Gives Light is the story of Skylar St. Clair, a mute, Native American teenager who comes to live with extended family on the Shoshone Nettlebrush Reservation after his father disappears. Eleven years previously a serial killer took both Skylar’s mother and his voice in that place, and neither he nor his father had been back since. There he meets the broody Rafael, son of the Nettlebrush serial killer, and the two form a friendship that helps them to confront and overcome their mutual past.

I was very moved by the depiction of Skylar. Despite being voiceless, he is an extremely expressive character with a rich internal life, and it caused me to reflect on the many ways we can communicate with each other beside speech. The bond he forms with Rafael feels natural and real, and Christo does an admirable job navigating the characters’ tragic pasts by never fetishizing them as so many other authors have been prone to do.

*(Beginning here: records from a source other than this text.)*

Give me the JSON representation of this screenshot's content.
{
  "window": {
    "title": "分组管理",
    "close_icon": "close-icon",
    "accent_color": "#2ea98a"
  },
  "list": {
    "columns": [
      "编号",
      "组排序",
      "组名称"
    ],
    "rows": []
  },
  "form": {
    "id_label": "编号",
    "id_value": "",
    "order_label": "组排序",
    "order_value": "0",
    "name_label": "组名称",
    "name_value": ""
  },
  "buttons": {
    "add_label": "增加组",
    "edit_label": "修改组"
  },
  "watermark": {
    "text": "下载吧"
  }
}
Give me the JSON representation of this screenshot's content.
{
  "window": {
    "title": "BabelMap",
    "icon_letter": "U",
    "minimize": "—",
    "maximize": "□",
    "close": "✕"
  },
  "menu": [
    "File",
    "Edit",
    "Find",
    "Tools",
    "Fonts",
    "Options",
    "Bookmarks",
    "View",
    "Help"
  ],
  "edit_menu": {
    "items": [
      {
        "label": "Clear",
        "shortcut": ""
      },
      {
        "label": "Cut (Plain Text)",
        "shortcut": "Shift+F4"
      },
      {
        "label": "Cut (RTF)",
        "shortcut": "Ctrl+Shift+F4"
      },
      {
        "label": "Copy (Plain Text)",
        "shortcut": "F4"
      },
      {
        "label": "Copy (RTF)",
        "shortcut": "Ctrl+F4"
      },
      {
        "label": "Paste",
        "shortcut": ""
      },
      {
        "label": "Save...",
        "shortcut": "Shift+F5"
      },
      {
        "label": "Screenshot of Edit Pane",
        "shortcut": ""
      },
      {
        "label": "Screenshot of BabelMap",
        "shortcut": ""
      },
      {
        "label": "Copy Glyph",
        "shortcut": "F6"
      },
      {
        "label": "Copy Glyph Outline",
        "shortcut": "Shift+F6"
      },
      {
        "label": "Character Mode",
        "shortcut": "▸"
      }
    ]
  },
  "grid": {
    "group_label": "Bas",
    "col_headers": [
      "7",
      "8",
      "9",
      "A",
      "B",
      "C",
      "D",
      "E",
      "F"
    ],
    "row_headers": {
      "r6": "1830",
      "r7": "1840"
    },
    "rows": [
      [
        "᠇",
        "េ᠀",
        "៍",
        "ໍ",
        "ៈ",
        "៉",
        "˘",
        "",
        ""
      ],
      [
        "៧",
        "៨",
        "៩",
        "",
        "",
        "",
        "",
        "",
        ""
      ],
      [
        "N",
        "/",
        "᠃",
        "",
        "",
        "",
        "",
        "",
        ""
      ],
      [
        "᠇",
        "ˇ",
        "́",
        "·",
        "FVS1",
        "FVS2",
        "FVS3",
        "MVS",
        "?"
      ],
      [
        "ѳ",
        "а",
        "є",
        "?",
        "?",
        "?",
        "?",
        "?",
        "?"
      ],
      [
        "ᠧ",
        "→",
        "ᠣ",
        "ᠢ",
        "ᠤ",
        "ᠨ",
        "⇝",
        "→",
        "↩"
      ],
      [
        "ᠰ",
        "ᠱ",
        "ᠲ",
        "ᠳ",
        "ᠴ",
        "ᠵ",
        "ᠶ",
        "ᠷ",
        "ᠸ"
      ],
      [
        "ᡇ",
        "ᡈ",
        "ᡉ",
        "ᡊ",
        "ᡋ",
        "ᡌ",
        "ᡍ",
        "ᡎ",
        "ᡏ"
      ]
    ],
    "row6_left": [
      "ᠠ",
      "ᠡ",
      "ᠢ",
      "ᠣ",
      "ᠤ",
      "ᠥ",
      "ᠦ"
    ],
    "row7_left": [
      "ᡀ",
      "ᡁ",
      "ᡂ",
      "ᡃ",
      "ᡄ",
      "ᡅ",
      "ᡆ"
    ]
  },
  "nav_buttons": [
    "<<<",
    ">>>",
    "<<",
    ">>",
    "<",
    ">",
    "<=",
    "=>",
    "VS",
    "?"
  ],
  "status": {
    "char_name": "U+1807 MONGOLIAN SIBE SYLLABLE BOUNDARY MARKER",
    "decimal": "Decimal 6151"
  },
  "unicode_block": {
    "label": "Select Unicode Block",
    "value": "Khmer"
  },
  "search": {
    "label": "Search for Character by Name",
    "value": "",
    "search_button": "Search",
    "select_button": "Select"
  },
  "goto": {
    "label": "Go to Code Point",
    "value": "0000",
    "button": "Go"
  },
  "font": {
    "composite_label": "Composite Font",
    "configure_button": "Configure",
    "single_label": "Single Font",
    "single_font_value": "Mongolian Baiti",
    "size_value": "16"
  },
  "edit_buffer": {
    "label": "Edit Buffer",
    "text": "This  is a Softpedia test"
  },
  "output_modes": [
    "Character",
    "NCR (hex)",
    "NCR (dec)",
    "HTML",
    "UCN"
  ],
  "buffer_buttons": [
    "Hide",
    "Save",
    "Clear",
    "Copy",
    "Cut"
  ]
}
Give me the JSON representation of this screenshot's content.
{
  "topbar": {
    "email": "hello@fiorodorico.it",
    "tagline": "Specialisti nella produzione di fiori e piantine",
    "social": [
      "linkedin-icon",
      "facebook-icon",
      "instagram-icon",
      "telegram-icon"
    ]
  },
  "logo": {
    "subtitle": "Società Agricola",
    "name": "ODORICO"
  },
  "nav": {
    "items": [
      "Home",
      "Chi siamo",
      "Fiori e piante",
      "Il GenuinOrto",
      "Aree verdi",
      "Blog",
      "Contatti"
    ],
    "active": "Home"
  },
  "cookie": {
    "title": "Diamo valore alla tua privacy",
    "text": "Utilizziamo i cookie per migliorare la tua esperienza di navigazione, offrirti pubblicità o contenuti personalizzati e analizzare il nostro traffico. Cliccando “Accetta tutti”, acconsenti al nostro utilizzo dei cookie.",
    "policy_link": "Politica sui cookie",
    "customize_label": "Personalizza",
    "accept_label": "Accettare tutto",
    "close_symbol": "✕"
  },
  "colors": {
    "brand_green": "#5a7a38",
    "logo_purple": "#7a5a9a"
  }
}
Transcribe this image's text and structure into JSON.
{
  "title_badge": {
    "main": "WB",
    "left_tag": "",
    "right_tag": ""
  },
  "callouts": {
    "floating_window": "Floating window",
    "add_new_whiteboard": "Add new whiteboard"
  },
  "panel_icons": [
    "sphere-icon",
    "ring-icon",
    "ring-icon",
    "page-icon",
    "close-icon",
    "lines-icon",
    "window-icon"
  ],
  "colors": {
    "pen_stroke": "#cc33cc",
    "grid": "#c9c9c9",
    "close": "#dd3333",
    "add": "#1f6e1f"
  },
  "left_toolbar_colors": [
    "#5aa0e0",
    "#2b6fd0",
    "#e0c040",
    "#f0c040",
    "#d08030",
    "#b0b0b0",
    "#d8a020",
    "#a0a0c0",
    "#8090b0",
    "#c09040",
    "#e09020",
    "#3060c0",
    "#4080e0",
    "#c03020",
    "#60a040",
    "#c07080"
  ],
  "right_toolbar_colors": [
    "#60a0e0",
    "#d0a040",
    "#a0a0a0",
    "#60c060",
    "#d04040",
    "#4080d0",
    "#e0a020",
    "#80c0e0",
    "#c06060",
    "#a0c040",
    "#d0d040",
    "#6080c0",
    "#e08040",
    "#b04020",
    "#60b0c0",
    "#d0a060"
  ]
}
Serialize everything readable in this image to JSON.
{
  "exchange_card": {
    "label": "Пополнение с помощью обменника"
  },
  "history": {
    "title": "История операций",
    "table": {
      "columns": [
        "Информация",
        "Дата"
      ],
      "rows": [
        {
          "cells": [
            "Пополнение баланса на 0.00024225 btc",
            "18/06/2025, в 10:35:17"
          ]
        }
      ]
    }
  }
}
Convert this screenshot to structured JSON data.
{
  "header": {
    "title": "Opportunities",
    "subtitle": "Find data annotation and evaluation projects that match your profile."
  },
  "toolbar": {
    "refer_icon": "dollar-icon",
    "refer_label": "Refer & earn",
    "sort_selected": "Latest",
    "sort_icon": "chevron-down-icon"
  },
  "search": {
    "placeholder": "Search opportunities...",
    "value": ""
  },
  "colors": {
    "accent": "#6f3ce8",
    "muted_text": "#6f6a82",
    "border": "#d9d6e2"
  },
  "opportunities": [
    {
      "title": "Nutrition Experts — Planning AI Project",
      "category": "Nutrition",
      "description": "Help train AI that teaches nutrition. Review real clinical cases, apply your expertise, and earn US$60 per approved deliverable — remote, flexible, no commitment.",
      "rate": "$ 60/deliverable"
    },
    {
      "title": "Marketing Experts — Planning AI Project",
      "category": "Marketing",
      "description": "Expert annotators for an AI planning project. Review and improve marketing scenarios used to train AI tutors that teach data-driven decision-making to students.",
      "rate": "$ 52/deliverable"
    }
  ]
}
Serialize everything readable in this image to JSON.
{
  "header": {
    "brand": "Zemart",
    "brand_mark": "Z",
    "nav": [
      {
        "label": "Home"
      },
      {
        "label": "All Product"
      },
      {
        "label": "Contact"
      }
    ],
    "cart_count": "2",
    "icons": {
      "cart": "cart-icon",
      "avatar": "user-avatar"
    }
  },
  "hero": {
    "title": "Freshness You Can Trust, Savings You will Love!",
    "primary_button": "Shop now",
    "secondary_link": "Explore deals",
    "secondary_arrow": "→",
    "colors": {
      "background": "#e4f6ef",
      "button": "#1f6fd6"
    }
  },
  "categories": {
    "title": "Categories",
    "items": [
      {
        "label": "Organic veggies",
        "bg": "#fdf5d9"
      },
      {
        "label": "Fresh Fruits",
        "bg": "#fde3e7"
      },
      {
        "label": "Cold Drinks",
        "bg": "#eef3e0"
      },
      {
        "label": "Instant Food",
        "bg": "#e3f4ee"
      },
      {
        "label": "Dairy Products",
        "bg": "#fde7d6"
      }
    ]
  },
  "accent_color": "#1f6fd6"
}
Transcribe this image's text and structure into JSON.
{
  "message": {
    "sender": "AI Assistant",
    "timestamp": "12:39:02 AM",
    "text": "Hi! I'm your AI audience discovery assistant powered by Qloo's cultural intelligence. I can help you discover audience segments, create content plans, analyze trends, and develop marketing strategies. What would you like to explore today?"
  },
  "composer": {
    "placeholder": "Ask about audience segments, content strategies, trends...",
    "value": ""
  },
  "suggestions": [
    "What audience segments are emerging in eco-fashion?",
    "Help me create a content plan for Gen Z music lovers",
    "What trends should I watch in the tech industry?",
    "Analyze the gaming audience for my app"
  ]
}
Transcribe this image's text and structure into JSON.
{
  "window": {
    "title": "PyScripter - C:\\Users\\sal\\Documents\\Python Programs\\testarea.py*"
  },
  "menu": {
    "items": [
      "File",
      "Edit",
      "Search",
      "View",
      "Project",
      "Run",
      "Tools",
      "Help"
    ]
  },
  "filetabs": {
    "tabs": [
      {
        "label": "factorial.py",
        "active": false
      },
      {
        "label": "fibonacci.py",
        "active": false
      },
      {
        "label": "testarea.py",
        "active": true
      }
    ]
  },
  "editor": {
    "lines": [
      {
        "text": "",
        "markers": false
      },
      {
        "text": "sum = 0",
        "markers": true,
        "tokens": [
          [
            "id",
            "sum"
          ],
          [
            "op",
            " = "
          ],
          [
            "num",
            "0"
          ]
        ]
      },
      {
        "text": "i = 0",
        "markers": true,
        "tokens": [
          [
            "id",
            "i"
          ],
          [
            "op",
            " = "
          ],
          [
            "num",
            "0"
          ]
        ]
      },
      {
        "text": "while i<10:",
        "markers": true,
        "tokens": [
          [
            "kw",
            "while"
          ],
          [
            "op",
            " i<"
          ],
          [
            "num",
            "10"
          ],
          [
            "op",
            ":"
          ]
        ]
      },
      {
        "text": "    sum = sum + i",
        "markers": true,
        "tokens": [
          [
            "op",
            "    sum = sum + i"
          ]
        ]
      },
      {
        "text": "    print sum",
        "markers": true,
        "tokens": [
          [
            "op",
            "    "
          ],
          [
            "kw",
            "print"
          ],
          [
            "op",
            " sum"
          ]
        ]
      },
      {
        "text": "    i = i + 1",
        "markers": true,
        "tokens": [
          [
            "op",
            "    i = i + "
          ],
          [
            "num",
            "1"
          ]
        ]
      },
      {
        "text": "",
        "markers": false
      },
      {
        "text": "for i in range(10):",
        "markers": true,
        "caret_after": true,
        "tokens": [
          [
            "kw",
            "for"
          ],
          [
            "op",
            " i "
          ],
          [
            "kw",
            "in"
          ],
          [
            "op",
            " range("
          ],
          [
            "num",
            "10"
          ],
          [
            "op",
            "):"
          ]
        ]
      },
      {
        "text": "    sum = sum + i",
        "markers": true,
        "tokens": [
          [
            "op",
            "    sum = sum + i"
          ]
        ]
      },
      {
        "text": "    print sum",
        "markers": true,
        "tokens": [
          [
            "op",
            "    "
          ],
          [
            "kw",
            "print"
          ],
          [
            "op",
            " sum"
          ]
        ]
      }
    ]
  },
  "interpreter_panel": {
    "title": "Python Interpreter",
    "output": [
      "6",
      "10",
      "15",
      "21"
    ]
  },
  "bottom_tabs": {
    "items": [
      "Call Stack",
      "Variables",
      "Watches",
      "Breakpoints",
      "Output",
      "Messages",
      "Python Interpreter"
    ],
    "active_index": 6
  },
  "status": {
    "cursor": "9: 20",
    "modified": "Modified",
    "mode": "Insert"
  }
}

By all accounts (though I’m not in a position to confirm this), Gives Light offers an accurate depiction of modern reservation life, which is tremendously underrepresented in contemporary media. While Skylar and Rafael are the main focus, Christo spends plenty of time fleshing out Nettlebrush, describing different facets of Native American culture, and detailing the perpetual struggle between the reservation and state government. Christo never “writes down” to her audience. Each aspect of the story and characters is treated with an earnestness and care that gives the novel a sense of authenticity and importance.